Should ICE Use GSA Schedules for Agile Development or Go Its Own Way?
The immigration enforcement agency is asking industry for advice on using existing contracts or building its own agile development vehicle.
Immigration and Customs Enforcement officials say the agency has been doing well adopting agile development practices and wants to keep that going once its current suite of contracts expire. The big question: Should ICE follow Homeland Security Department headquarters in looking to preestablished contracts through the General Services Administration or build its own vehicle?
ICE has been contracting for its agile development needs with vendors off of Homeland Security’s Enterprise Acquisition Gateway for Leading-Edge Solutions, or EAGLE II. When that vehicle expires in 2020, ICE will need a new pool of vendors.
In December, DHS Chief Procurement Officer Soraya Correa announced the third iteration of EAGLE, dubbed EAGLE Next Gen, will be more of a strategy than a contract. Correa told Homeland Security components once EAGLE II expires, the agency will push offices toward using six governmentwide acquisition contracts, or GWACS: GSA’s Alliant 2 and Alliant 2 Small Business, 8(a) STARS II and VETS 2, and the National Institutes of Health’s CIO-SP3 and CIO-SP3 Small Business.
However, Correa also left additional options open, including specific contracts for unique mission areas.
“As requirements evolve for specialized IT services, the department will develop acquisition strategies tailored specifically to each distinct procurement,” a spokesperson for Correa’s office told Nextgov in December.

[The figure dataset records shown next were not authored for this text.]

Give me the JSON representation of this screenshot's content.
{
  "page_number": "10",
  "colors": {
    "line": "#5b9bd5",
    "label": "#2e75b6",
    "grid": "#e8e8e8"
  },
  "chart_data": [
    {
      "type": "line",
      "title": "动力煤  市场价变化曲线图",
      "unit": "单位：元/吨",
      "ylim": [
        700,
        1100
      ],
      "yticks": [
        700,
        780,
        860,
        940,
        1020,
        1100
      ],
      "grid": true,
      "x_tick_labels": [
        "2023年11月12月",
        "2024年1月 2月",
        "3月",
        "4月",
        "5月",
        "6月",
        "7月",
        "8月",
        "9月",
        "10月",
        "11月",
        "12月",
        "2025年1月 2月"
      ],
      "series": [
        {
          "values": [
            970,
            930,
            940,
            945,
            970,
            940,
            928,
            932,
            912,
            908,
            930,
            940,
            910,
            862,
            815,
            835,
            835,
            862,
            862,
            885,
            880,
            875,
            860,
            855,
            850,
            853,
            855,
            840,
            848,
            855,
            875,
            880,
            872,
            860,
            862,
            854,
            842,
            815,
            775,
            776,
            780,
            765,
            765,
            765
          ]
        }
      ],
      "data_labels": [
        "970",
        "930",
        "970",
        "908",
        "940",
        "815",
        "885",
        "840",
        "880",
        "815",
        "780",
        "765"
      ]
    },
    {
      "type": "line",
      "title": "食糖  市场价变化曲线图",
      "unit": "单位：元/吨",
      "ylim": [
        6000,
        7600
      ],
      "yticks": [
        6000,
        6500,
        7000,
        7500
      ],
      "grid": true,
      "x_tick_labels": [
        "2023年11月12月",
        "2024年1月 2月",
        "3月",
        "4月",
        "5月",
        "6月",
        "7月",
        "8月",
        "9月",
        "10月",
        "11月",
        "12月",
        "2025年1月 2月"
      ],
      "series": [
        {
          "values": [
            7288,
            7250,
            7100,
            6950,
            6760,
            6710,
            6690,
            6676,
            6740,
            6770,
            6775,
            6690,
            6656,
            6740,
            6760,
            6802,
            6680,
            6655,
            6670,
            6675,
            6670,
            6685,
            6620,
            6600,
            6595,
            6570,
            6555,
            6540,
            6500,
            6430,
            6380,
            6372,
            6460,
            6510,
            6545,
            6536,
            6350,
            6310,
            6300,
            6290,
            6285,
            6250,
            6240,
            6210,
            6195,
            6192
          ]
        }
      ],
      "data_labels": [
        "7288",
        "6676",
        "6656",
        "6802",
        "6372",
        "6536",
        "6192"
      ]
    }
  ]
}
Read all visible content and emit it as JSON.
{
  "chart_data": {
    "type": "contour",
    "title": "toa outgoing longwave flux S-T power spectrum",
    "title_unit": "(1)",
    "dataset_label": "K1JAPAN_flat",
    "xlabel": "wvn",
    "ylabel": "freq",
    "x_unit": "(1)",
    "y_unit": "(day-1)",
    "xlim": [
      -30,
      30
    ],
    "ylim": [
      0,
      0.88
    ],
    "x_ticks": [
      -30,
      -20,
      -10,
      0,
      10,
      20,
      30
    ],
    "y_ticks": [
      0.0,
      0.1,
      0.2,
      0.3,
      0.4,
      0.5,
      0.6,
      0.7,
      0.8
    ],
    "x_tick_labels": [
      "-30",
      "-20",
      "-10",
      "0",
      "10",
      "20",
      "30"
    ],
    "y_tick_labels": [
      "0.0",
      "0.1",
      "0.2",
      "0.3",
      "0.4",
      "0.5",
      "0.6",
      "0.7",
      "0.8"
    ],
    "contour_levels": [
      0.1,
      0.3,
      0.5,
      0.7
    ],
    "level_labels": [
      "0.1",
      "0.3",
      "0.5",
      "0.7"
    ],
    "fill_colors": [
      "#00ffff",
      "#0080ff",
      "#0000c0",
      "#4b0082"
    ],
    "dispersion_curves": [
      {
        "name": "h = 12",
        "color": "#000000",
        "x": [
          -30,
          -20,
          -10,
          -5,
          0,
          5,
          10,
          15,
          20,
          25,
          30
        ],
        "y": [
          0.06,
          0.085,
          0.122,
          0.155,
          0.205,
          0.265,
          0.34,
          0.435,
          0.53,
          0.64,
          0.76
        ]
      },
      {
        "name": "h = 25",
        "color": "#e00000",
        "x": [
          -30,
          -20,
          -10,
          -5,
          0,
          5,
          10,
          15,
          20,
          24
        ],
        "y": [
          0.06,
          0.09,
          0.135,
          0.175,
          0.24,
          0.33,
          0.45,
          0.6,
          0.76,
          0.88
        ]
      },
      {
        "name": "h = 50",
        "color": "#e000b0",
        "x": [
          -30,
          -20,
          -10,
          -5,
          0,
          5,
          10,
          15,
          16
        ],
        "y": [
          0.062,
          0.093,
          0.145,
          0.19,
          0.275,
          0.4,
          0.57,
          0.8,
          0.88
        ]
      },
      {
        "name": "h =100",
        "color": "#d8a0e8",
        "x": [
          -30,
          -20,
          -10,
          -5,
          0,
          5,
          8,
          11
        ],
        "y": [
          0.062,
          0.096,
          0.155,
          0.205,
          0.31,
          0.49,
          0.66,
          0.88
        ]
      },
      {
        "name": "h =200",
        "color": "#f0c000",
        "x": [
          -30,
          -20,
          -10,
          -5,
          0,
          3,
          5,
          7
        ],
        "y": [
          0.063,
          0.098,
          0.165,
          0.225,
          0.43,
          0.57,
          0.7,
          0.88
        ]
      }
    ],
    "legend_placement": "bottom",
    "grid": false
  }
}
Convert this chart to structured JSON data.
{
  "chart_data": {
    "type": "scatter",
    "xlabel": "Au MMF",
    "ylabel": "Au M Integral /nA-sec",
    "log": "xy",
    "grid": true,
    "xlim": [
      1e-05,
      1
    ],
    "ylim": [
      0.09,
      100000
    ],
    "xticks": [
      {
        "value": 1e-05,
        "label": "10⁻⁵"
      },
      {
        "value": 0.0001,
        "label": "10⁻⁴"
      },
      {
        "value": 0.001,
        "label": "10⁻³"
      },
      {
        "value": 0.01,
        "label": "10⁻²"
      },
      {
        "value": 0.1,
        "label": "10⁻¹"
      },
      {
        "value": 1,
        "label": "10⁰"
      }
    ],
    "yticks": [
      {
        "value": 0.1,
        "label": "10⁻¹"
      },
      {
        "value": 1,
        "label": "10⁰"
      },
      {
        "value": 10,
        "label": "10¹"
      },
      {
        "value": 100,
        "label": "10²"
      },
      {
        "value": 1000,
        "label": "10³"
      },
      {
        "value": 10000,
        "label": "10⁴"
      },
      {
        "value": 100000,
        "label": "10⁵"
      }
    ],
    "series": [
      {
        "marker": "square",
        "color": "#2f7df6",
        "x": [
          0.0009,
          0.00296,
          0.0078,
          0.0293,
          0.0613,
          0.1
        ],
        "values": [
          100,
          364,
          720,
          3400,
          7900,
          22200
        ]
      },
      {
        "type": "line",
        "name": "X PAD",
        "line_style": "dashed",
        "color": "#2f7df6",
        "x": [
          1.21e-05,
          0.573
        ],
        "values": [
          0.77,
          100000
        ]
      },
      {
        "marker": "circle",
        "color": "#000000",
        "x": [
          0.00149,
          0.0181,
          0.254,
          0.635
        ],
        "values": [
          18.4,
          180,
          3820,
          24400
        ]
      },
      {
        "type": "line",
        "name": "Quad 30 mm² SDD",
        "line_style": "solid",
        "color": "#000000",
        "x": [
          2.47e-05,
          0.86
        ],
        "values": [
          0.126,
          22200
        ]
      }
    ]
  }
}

For its agile development needs, ICE procurement officials are seriously considering using GSA Schedules through a blanket purchase agreement but want to assess all the alternatives, according to a request for information posted on FedBizOpps.
“ICE desires an innovative software development culture where field operators can realize new ideas and have them quickly implemented in a matter of weeks,” according to the RFI, which notes that any tools or services integrated into the agency’s operations also has to be interoperable with law enforcement partners.
“Making improvements to ICE’s agile efforts would be accomplished through the adoption of cloud-based hosting and DevSecOps tools,” procurement officials wrote. “ICE also seeks to leverage a business-centric approach to system design, minimizing duplicative tasks, leveraging common functionality, and reducing the complexity associated with systems maintenance.”
That will be accomplished across four high-level functional areas: development of new applications, operations and maintenance support, DevSecOps engineering support and quality assurance and quality control.
Vendors interested in weighing in on ICE’s procurement strategy are asked to submit a white paper by 9 a.m. March 7. Questions on the RFI are due by 10 a.m. Wednesday.